Data standardization is one of the most vital processes we recommend to all our clients. Creating rules and set terminology for data input will save significant headaches when you delve into reporting and data analysis. This applies doubly to customer-facing lead generation forms, with the risk of hundreds to thousands of registrants filling out forms with a multitude of inputs that mean the same thing.

Without a standardized format, your data will not be grouped correctly and lead to incomplete analysis. “BC” versus “British Columbia” may mean the same thing to you, but your data analysis program won’t feel the same. Save yourself the hassle and create standardized data input rules for your team and registrants at the outset. We highly recommend that our clients first determine the information they need and how they will be using it, then consult their Customer Success Manager to ensure they’re collecting it in the most efficient and effective way possible.

The second important tenant of keeping your data clean is data integrity. In the heat of a sales cycle, sales reps may make an error like accidentally forgetting to fill in certain forms or choosing the wrong drop down option. Building your upcoming marketing strategy upon this analysis could lead to inaccurate decision making and waste vital time, resources and money that could impede your future decisions and marketing efforts.

Programming fail-safe measures such as only accepting inputs from a list of pre-specified options or mandatory field rules will help eliminate the risk of errors such as typos and blank fields.

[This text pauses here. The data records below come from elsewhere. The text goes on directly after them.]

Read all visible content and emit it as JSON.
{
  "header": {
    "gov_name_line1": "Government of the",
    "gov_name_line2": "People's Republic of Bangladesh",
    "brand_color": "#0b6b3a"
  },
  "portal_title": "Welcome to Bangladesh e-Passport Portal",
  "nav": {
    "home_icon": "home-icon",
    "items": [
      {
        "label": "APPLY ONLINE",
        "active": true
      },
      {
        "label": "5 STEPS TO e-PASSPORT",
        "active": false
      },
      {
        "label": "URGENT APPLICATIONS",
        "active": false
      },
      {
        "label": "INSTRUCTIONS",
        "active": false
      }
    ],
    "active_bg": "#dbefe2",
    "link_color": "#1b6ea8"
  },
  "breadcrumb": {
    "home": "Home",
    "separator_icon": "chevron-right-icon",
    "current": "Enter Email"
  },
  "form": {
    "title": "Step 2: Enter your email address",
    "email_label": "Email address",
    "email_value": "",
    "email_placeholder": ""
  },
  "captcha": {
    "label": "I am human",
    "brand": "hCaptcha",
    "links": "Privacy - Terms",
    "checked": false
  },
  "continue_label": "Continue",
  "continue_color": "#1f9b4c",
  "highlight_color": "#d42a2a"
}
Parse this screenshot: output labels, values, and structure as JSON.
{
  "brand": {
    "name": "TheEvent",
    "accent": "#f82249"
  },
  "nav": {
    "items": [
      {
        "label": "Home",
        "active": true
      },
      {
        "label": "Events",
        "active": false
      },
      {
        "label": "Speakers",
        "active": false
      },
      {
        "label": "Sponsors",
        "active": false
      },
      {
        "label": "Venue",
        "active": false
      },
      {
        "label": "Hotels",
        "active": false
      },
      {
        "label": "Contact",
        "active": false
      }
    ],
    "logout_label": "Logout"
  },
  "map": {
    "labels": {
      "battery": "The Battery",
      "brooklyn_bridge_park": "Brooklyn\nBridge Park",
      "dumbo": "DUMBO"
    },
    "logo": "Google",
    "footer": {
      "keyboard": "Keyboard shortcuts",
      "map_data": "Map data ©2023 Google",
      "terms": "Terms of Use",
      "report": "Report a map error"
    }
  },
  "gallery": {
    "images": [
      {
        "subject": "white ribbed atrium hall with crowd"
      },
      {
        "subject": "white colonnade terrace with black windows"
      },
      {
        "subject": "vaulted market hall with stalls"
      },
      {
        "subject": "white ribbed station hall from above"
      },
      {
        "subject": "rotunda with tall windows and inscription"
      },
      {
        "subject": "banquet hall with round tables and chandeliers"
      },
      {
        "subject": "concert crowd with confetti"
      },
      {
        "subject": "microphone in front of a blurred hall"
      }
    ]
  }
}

For example, if a sales representative accidentally misses a field when filling out a customer profile, your pre-programmed fail-safe measures won’t allow them to save without filling out that missing field. Some errors may still slip through the cracks. As a result, periodic data sanitization is necessary to ensure that the structure that you’ve set in place is working and to fix any remaining errors in your data.

Watch out for Patterns

As you host more projects in Spark, you have the unique opportunity to grow and nurture your own distinctive competitive advantage. Many people forget that the purpose of collecting data in the first place is to generate insights. Finding ways to consistently make use of your data will help you find the best ways to collect and standardize it. Organized in a central location, your team will be able to pull relevant information from both the individual project level and company-wide level. Whether you want to compare demographics between two of your low-rise projects or see average income levels across all projects you’ve launched, Spark can allow your team to do so.

Together, you’ll be able to identify patterns and trends on both a macro and micro level, which can create a foundation for the success of future projects. Macro patterns, the most common trends to be found, typically relate to a large group’s demographic and psychographic characteristics. This includes patterns such as a significant number of leads coming from a specific neighborhood or buyers of a certain unit type sharing a similar income level. However, micro patterns should not be ignored; being able to identify trends amongst individuals may help predict single sales and identify possible opportunities for account based marketing.

Whether you find a bulk of individuals from a specific location purchasing your properties or identify a loyal buyer that has purchased from your team multiple times, the insights you can pull from your data can lead to dividends for your bottom line.